Schrems II therefore established two options for the lawful transfer of personal data from the EU:

  • reliance on a European Commission adequacy decision, or
  • the use of SCCs, supplemented by additional safeguarding measures and transfer risk assessments.

Without an EU-US adequacy decision in place, Meta implemented the SCCs and additional safeguarding measures to demonstrate compliance with EU GDPR.

The development

In August 2020 the IDPC commenced an “own volition” investigation into Meta’s data transfers to the US. The IDPC’s draft decision found that the SCCs and additional safeguarding measures implemented by Meta did not provide “appropriate safeguards” for the transfer of EU personal data as the risks to the rights and freedoms of EU data subjects were not adequately addressed. Notably the IDPC found that where the law of a non-adequate country (for example the US) is contrary to the terms of the SCCs and is capable of impinging on the contractual guarantee of an adequate level of protection for data subjects, the SCCs themselves will not be effective.

The draft decision was reviewed by other data protection authorities in the EU/EEA and following some disagreement, it was sent to the European Data Protection Board (EDPB) for final decision.

On 12 May 2023, following input from the EDPB’s, the IDPC ordered Meta to:

  • pay a fine of €1.2bn
  • suspend all transfers of personal data from the EU to the US within five months, and
  • make the processing of personal data compliant with the EU GDPR within six months, namely by stopping the unlawful processing and storage of personal data in the US.

Why is this important?

Whilst the ruling is binding only on Meta, the decision raises some red flags for companies that rely on the SCCs to transfer personal data from the EU/EEA. To be clear, the SCCs remain valid but the IDPC’s decision notes that any supplementary measures used in support of the SCCs must “compensate” for the discrepancies between EU and the destination country’s law, not just “address” or “mitigate” them.

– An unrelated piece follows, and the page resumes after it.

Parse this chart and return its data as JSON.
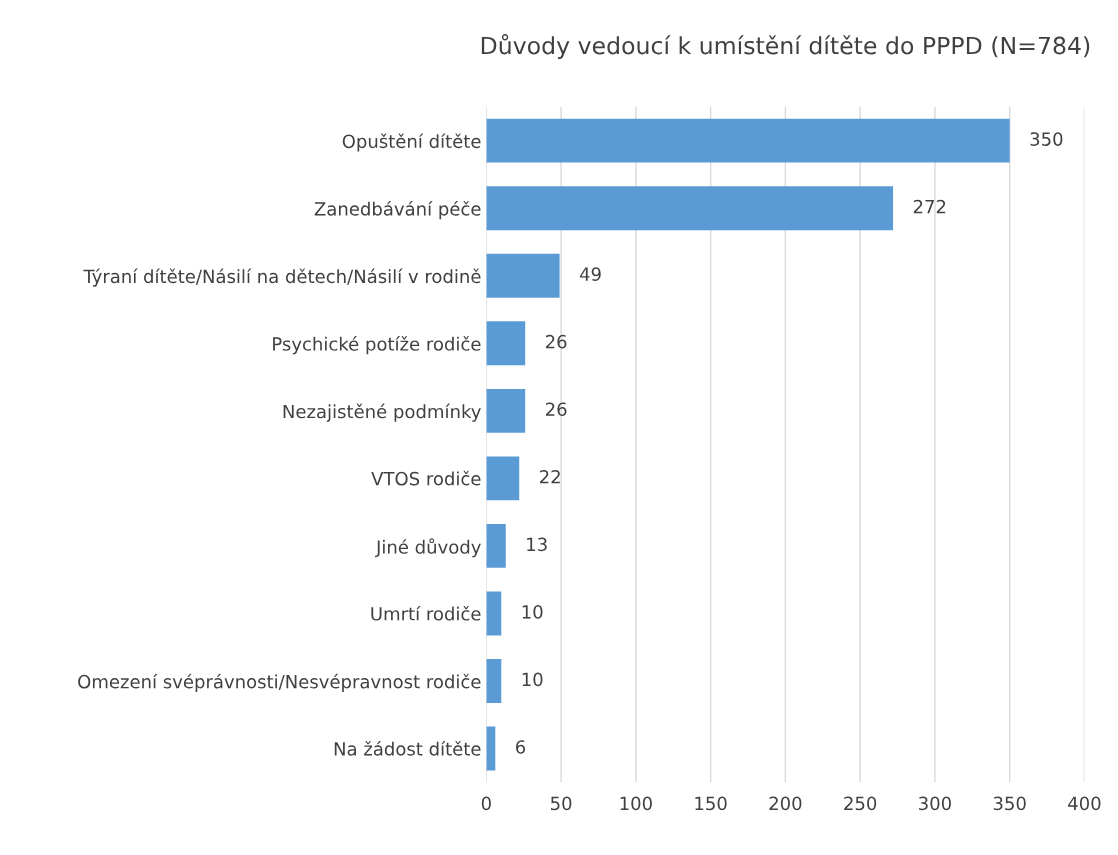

This decision comes as the EU and US continue to define a Trans-Atlantic Data Privacy  Framework, a mechanism for compliant data transfers, which companies will be able to sign up to. For now, companies transferring data to the US remain reliant on the SCCs

Any practical tips?

Companies exporting personal data from the EU/EEA to countries without an adequacy decision should review the SCCs and any supplementary measures they currently rely on. Companies should ensure they conduct a transfer risk assessment to identify any deficiencies in the non-adequate country’s laws and implement appropriate supplementary measures that will “compensate” for those discrepancies.